L'intérieur de l'Anatolie était resté relativement stable malgré des incursions occasionnelles des Galates jusqu'à l'avènement des royaumes du Pont et de Cappadoce au IIe siècle av. J.-C.. Sous Ariarathe IV la Cappadoce s’était d’abord alliée aux Séleucides dans leur guerre contre Rome, mais le roi s’est vite ravisé et a rétabli de bonnes relations avec les Romains par une politique de mariages et une conduite exemplaire. Son fils, Ariarathe V, a poursuivi à la suite de son père une politique d'alliance avec Rome et s’est même joint à eux dans la bataille contre Prusias Ier de Bithynie juste avant sa mort en 131 avant notre ère. Le Pont était un royaume indépendant depuis le règne de Mithridate quand la menace de la Macédoine avait disparu. Malgré plusieurs tentatives des Séleucides pour annexer le Pont, son indépendance a été préservée. Quand Rome s'est immiscé dans les affaires de l'Anatolie sous Pharnace Ier, une alliance s’est formée pour assurer la protection du royaume. L’autre grand royaume d'Anatolie, la Bithynie, fondé par Nicomède Ier à Nicomédie, a toujours gardé de bonnes relations avec Rome. Même sous le régime haï de Prusias II de Bithynie quand les relations étaient tendues, cela ne causa pas trop de problèmes[11].

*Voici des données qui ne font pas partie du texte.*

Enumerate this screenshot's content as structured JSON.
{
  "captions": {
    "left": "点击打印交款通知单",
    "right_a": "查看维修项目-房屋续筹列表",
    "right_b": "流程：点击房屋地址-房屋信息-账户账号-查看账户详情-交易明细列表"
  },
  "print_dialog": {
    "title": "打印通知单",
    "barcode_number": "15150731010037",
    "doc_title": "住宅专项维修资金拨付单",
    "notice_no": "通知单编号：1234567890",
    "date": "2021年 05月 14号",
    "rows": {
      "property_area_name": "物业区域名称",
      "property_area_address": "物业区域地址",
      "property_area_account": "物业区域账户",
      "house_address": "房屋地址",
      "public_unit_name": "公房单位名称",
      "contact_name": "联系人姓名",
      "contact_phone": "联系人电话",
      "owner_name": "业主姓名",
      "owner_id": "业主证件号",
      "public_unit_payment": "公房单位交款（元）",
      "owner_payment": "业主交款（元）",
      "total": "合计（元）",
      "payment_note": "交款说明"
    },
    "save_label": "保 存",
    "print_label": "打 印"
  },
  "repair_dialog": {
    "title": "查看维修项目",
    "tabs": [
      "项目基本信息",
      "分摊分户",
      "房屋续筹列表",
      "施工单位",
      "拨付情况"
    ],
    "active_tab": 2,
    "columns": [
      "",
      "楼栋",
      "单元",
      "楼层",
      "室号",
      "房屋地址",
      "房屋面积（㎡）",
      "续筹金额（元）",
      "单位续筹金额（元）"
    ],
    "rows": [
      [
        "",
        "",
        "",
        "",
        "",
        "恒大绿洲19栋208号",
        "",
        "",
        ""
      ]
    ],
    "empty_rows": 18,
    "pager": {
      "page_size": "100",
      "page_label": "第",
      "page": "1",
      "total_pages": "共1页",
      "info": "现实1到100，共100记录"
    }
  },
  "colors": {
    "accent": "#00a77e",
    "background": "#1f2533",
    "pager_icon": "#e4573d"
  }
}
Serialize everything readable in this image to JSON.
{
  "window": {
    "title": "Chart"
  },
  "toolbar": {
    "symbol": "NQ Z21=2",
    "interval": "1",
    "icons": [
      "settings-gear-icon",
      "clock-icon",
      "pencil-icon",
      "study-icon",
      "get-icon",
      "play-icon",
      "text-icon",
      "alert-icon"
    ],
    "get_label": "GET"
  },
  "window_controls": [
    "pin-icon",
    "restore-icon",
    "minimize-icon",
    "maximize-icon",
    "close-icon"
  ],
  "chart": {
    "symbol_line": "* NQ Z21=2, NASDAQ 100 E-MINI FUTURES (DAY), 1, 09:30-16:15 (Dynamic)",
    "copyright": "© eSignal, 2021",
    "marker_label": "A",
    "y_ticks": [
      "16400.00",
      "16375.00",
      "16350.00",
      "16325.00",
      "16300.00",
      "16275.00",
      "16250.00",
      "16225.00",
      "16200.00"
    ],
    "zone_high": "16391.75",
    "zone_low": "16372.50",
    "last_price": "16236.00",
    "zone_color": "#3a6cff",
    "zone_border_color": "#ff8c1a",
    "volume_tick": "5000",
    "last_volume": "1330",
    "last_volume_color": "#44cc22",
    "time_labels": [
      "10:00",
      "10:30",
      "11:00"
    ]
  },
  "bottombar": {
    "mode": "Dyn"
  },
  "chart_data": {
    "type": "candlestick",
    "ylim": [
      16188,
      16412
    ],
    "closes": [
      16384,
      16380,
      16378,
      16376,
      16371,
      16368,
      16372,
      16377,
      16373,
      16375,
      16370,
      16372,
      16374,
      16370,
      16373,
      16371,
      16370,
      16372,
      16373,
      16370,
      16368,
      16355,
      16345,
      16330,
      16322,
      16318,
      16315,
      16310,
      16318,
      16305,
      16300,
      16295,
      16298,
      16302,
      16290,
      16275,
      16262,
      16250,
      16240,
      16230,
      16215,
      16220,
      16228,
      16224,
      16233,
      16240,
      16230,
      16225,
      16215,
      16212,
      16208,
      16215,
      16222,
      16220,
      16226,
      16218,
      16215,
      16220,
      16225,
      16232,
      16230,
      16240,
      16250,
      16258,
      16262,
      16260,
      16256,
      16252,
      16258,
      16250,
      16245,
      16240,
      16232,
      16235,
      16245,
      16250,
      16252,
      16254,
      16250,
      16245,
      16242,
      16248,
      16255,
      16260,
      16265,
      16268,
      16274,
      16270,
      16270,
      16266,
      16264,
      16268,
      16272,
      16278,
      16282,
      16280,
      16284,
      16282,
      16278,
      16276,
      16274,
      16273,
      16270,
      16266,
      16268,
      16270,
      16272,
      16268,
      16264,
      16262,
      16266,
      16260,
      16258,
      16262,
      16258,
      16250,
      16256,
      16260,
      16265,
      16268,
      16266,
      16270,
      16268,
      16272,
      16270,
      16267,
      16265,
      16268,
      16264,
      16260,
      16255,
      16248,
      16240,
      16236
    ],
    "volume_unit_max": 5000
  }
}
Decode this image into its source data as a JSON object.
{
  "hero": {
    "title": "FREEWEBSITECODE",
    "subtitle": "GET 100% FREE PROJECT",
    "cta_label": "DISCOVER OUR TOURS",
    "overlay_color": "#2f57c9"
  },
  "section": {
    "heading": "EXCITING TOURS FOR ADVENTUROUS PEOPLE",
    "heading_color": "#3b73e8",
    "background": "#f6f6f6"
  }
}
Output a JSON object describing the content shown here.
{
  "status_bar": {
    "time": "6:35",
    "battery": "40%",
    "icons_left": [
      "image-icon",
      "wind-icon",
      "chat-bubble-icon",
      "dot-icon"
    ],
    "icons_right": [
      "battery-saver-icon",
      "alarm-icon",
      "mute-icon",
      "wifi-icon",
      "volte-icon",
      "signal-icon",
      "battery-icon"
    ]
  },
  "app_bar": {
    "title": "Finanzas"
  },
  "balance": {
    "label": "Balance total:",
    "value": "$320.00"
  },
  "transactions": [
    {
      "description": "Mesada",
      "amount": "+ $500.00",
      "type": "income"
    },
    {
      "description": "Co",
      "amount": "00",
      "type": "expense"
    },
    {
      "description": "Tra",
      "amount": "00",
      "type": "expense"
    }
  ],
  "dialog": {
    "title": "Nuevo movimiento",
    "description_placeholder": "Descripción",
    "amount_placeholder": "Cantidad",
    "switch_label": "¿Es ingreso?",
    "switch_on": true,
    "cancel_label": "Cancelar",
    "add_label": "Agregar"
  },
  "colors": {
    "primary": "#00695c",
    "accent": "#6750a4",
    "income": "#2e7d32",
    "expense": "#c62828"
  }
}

La domination de Rome en Anatolie différait du gouvernement de toutes les autres parties de l’empire en raison d’une organisation plus légère de l’administration. Le contrôle des éléments instables de la région est devenu plus facile après le legs de Pergame aux Romains par son dernier roi, Attale III en -133. Ce nouveau territoire a été nommé la province d’Asie par le consul Romain Manius Aquilius[16].

Les guerres de Mithridate

L’Anatolie après sa division par Pompée, en 63 avant J.-C..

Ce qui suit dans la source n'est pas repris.